Le conflit en Syrie a débouché sur l’une des pires crises humanitaires depuis la fin de la guerre froide. Plus de 100 000 personnes ont été tuées, pour la plupart des civils, beaucoup d’autres ont été blessées, torturées. Des millions ont fui, des familles ont été divisées et des communautés entières déchirées.

Ne laissons pas les discussions sur une intervention militaire occulter notre devoir de les aider.

En tant que médecins du monde entier, nous sommes horrifiés par l’ampleur de cette urgence. Le manque d’accès aux soins pour les civils et le ciblage délibéré des hôpitaux et du personnel médical nous consternent. Il ne s’agit pas de conséquences inévitables ou tolérables de la guerre. Ce sont des trahisons inadmissibles du principe de neutralité médicale. Il est de notre devoir professionnel, éthique et moral de dispenser des soins à quiconque en a besoin.

C’est pourquoi, quand nous ne pouvons le faire nous-mêmes, nous nous devons d’exprimer notre soutien envers ceux qui risquent leur vie à notre place.

L’accès indispensable des civils syriens aux services de santé est presque impossible : 37% des hôpitaux ont été détruits, 20% sont sérieusement endommagés.

Les dispensaires de fortune deviennent des centres de traumatologie à part entière, peinant à faire face à l’afflux de blessés.

Quelque 469 professionnels de santé sont emprisonnés et environ 15 000 médecins ont dû fuir à l’étranger. Avant la guerre, Alep comptait 5 000 médecins, il n’en resterait que 36.

L’augmentation exponentielle du nombre de malades est une conséquence directe du conflit, mais elle résulte aussi de la détérioration du système de santé public syrien, autrefois sophistiqué, et de l’absence de soins curatifs et préventifs appropriés. D’horribles blessures restent sans soins, des femmes accouchent sans aide médicale, adultes et enfants sont opérés sans anesthésie.

Les victimes de violences sexuelles n’ont personne vers qui se tourner.

La population syrienne est exposée aux épidémies d’hépatite, de rougeole, de typhoïde et de diarrhée aiguë. Dans certaines zones, les enfants nés depuis le début du conflit n’ont pas été vaccinés. Les patients atteints de maladies chroniques comme le cancer et le diabète ne peuvent recevoir leurs traitements vitaux de longue durée.

Confronté à d’énormes besoins et à des conditions dangereuses, le personnel médical syrien est pourtant celui qui dispense l’essentiel des soins aux civils. Les restrictions gouvernementales, conjuguées à la rigidité du système international d’aide humanitaire, aggravent la situation.

En conséquence, de vastes régions de la Syrie sont complètement coupées de toute forme d’assistance médicale.
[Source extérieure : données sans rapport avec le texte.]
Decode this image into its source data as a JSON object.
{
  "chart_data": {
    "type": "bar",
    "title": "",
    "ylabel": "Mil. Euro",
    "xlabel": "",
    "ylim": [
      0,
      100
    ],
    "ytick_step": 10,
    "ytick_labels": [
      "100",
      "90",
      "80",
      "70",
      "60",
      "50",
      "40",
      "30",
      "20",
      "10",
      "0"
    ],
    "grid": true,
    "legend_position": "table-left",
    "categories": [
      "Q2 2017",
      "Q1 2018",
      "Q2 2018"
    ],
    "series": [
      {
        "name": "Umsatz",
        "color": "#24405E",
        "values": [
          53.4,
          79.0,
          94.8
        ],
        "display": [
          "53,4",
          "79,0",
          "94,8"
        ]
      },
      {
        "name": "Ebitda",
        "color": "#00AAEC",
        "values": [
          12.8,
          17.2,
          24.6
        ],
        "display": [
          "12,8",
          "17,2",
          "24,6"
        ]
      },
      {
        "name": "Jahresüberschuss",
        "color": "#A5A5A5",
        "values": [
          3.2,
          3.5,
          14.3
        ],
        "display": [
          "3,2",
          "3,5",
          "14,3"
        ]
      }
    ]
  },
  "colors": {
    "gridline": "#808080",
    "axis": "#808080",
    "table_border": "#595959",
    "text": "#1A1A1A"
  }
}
Les professionnels de santé sont tenus de soigner du mieux qu’ils le peuvent quiconque en a besoin. Toute personne blessée ou malade doit pouvoir accéder à un traitement médical.

C’est pourquoi, en tant que médecins, nous demandons d’urgence que nos confrères en Syrie soient autorisés et aidés à sauver des vies et à soulager les souffrances sans crainte d’attaques ou de représailles.

Nous appelons le gouvernement syrien et toutes les parties au conflit à respecter la neutralité médicale et à ne pas attaquer les hôpitaux, les ambulances, les transports de médicaments, le personnel médical et les patients ; le gouvernement syrien doit traduire en justice les auteurs de ces violations conformément aux normes internationales.

Les gouvernements alliés des parties au conflit doivent exiger que celles-ci cessent leurs attaques contre l’aide médicale et qu’elles permettent son acheminement jusqu’aux Syriens, par-delà les lignes de front et à travers les frontières syriennes.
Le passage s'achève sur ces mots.